Trees that were 40 meters tall touched each other’s crowns, as if they were holding hands, and shared their shadows with all sorts of vines, palm trees, and grasses. Everything was connected and the jungle was giving us the impression that it was receiving us together with its sentinels: the singing of the screaming pihas (Lipaugus vociferans), the ant bites, the occasional curious look of monkeys and marmosets and perhaps maybe even of the legendary figures of the mother of the forest or the matinta. It’s not difficult to get carried away by common stories of mythical sightings. Strangely enough, when walking on those trails that were also trodden upon by jaguars, armadillos, quatis, bush hogs, alligators, lizards, and bush dogs, I felt at home. Night, which falls fast in those low latitudes, brought other impressions that were more synesthetic than visual. The forest has a smell of its own: a cornucopia of scents, of the big and fragrant flowers that open to attract bats, even the soil, wet by the almost constant rain. All this cradled in the sounds of frogs, insects, and birds. The darkness is total. The ground, covered with a thick layer of leaves, seems to move with the myriad of spiders and insects that run over it. And that alone is not as amazing as the dense starry sky, far away from the light pollution of the cities.
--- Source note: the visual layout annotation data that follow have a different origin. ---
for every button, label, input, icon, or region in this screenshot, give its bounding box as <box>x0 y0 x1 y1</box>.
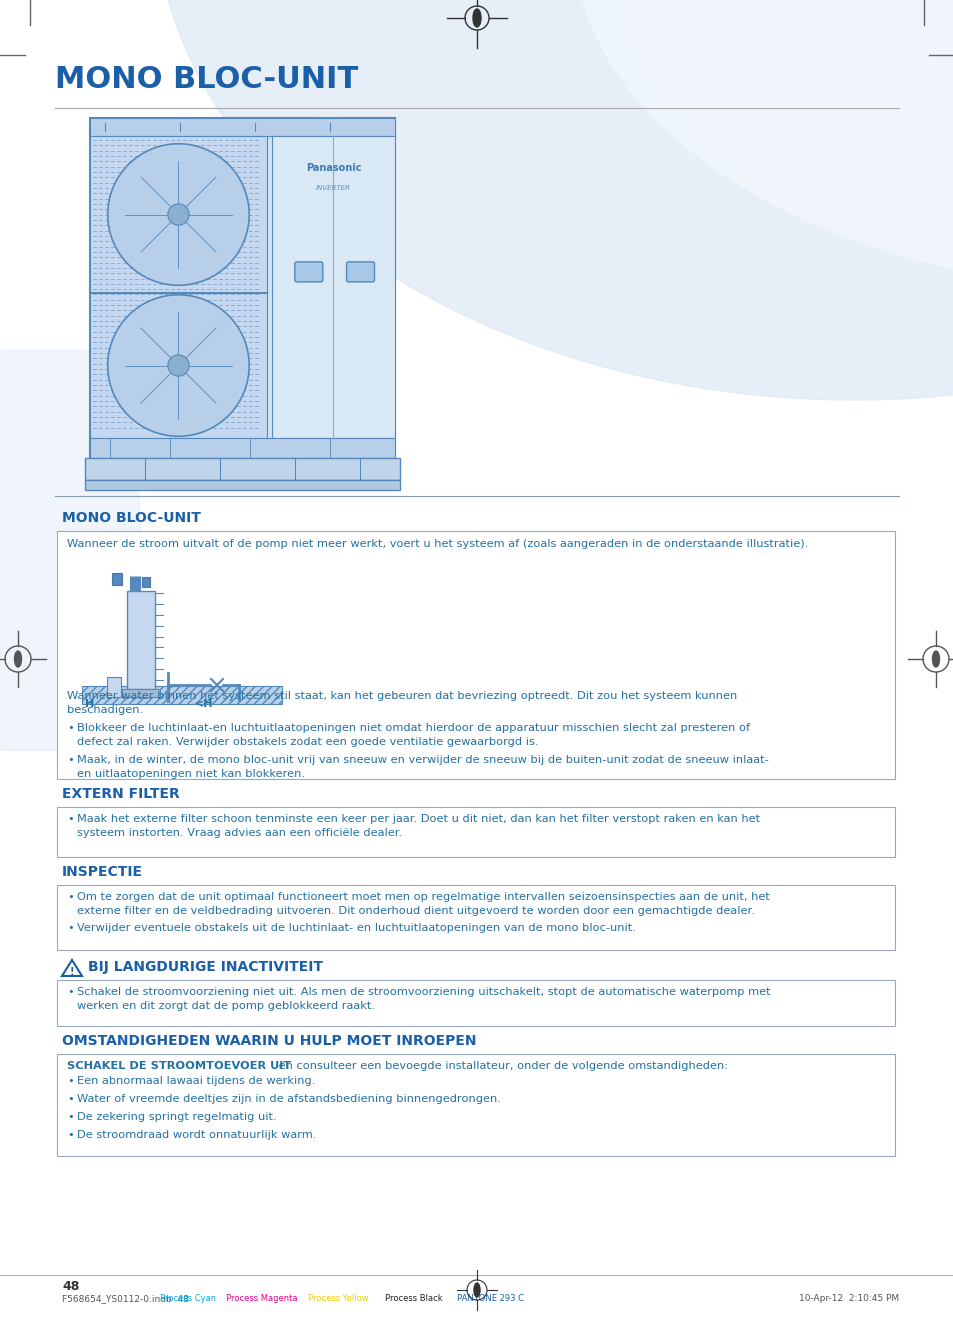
Text: •: • <box>67 892 73 902</box>
Text: Maak het externe filter schoon tenminste een keer per jaar. Doet u dit niet, dan: Maak het externe filter schoon tenminste… <box>77 815 760 824</box>
Text: Process Yellow: Process Yellow <box>308 1294 369 1304</box>
Polygon shape <box>62 960 82 977</box>
Text: en consulteer een bevoegde installateur, onder de volgende omstandigheden:: en consulteer een bevoegde installateur,… <box>274 1061 727 1072</box>
Text: werken en dit zorgt dat de pomp geblokkeerd raakt.: werken en dit zorgt dat de pomp geblokke… <box>77 1000 375 1011</box>
Text: •: • <box>67 724 73 733</box>
Polygon shape <box>153 0 953 399</box>
FancyBboxPatch shape <box>82 685 282 704</box>
Text: •: • <box>67 1112 73 1122</box>
Polygon shape <box>574 0 953 290</box>
FancyBboxPatch shape <box>90 136 267 438</box>
Text: F568654_YS0112-0.indb  48: F568654_YS0112-0.indb 48 <box>62 1294 189 1304</box>
Text: Om te zorgen dat de unit optimaal functioneert moet men op regelmatige intervall: Om te zorgen dat de unit optimaal functi… <box>77 892 769 902</box>
Text: Process Black: Process Black <box>385 1294 442 1304</box>
FancyBboxPatch shape <box>57 807 894 857</box>
FancyBboxPatch shape <box>90 119 395 136</box>
Text: INSPECTIE: INSPECTIE <box>62 865 143 879</box>
Text: •: • <box>67 815 73 824</box>
FancyBboxPatch shape <box>122 689 160 697</box>
Text: •: • <box>67 1130 73 1140</box>
Text: Water of vreemde deeltjes zijn in de afstandsbediening binnengedrongen.: Water of vreemde deeltjes zijn in de afs… <box>77 1094 500 1104</box>
FancyBboxPatch shape <box>57 884 894 950</box>
Text: •: • <box>67 923 73 933</box>
Text: Verwijder eventuele obstakels uit de luchtinlaat- en luchtuitlaatopeningen van d: Verwijder eventuele obstakels uit de luc… <box>77 923 636 933</box>
Polygon shape <box>603 0 953 340</box>
Text: Blokkeer de luchtinlaat-en luchtuitlaatopeningen niet omdat hierdoor de apparatu: Blokkeer de luchtinlaat-en luchtuitlaato… <box>77 724 749 733</box>
Ellipse shape <box>931 651 939 667</box>
Text: De zekering springt regelmatig uit.: De zekering springt regelmatig uit. <box>77 1112 276 1122</box>
Text: Schakel de stroomvoorziening niet uit. Als men de stroomvoorziening uitschakelt,: Schakel de stroomvoorziening niet uit. A… <box>77 987 770 996</box>
Text: Wanneer de stroom uitvalt of de pomp niet meer werkt, voert u het systeem af (zo: Wanneer de stroom uitvalt of de pomp nie… <box>67 539 807 550</box>
FancyBboxPatch shape <box>57 981 894 1025</box>
FancyBboxPatch shape <box>85 480 399 490</box>
Text: INVERTER: INVERTER <box>315 185 351 191</box>
Text: MONO BLOC-UNIT: MONO BLOC-UNIT <box>62 511 201 525</box>
Text: Wanneer water binnen het systeem stil staat, kan het gebeuren dat bevriezing opt: Wanneer water binnen het systeem stil st… <box>67 691 737 701</box>
Text: en uitlaatopeningen niet kan blokkeren.: en uitlaatopeningen niet kan blokkeren. <box>77 768 305 779</box>
FancyBboxPatch shape <box>142 577 150 587</box>
Text: Process Magenta: Process Magenta <box>226 1294 297 1304</box>
Ellipse shape <box>474 1282 479 1297</box>
Text: Maak, in de winter, de mono bloc-unit vrij van sneeuw en verwijder de sneeuw bij: Maak, in de winter, de mono bloc-unit vr… <box>77 755 768 764</box>
FancyBboxPatch shape <box>107 677 121 697</box>
FancyBboxPatch shape <box>90 438 395 457</box>
Circle shape <box>168 204 189 225</box>
Text: SCHAKEL DE STROOMTOEVOER UIT: SCHAKEL DE STROOMTOEVOER UIT <box>67 1061 291 1072</box>
Text: Process Cyan: Process Cyan <box>160 1294 216 1304</box>
Text: Panasonic: Panasonic <box>305 163 361 173</box>
Text: 48: 48 <box>62 1280 79 1293</box>
FancyBboxPatch shape <box>57 1054 894 1156</box>
Text: De stroomdraad wordt onnatuurlijk warm.: De stroomdraad wordt onnatuurlijk warm. <box>77 1130 316 1140</box>
Text: !: ! <box>70 967 74 977</box>
Text: externe filter en de veldbedrading uitvoeren. Dit onderhoud dient uitgevoerd te : externe filter en de veldbedrading uitvo… <box>77 905 754 916</box>
Text: PANTONE 293 C: PANTONE 293 C <box>456 1294 523 1304</box>
FancyBboxPatch shape <box>294 262 322 282</box>
Text: •: • <box>67 1075 73 1086</box>
FancyBboxPatch shape <box>112 573 122 585</box>
Text: OMSTANDIGHEDEN WAARIN U HULP MOET INROEPEN: OMSTANDIGHEDEN WAARIN U HULP MOET INROEP… <box>62 1035 476 1048</box>
FancyBboxPatch shape <box>346 262 375 282</box>
FancyBboxPatch shape <box>85 457 399 480</box>
Text: •: • <box>67 1094 73 1104</box>
Text: <H: <H <box>194 699 213 709</box>
FancyBboxPatch shape <box>90 119 395 457</box>
Text: •: • <box>67 755 73 764</box>
Text: H: H <box>85 699 94 709</box>
Circle shape <box>108 295 249 436</box>
FancyBboxPatch shape <box>127 590 154 689</box>
Ellipse shape <box>14 651 22 667</box>
Ellipse shape <box>473 9 480 26</box>
Text: MONO BLOC-UNIT: MONO BLOC-UNIT <box>55 65 358 94</box>
FancyBboxPatch shape <box>57 531 894 779</box>
Text: Een abnormaal lawaai tijdens de werking.: Een abnormaal lawaai tijdens de werking. <box>77 1075 315 1086</box>
Text: beschadigen.: beschadigen. <box>67 705 143 714</box>
Text: EXTERN FILTER: EXTERN FILTER <box>62 787 179 801</box>
Text: 10-Apr-12  2:10:45 PM: 10-Apr-12 2:10:45 PM <box>798 1294 898 1304</box>
Circle shape <box>168 355 189 376</box>
Text: •: • <box>67 987 73 996</box>
Text: systeem instorten. Vraag advies aan een officiële dealer.: systeem instorten. Vraag advies aan een … <box>77 828 402 838</box>
Text: BIJ LANGDURIGE INACTIVITEIT: BIJ LANGDURIGE INACTIVITEIT <box>88 960 323 974</box>
Text: defect zal raken. Verwijder obstakels zodat een goede ventilatie gewaarborgd is.: defect zal raken. Verwijder obstakels zo… <box>77 737 537 747</box>
FancyBboxPatch shape <box>272 136 395 438</box>
Circle shape <box>108 144 249 285</box>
Two weeks passed living with the daily experience of these unique sensations amid a tiring work routine. But beyond the small cuts, scratches, and insect bites, the stay in the station and the walks in the forest left me with other marks. I began to understand why traditional cultures consider nature to be sacred. When you witness the lives, the particular tragedies and the small glories of the cycles of life and death in the Amazon on a daily basis, it is easy to to reflect on the very smallness of man facing such diversity. A perception that is lacking in such a “modern” Western civilization. Concluding this chronicle, humankind is left with the realisation that it is not possible to survive in the forest, but rather to live – as Indigenous peoples have been doing for thousands of years before the Europeans – with the jungle, recognising its place and its smallness in the first place.
I recommend to all who can to experience the same.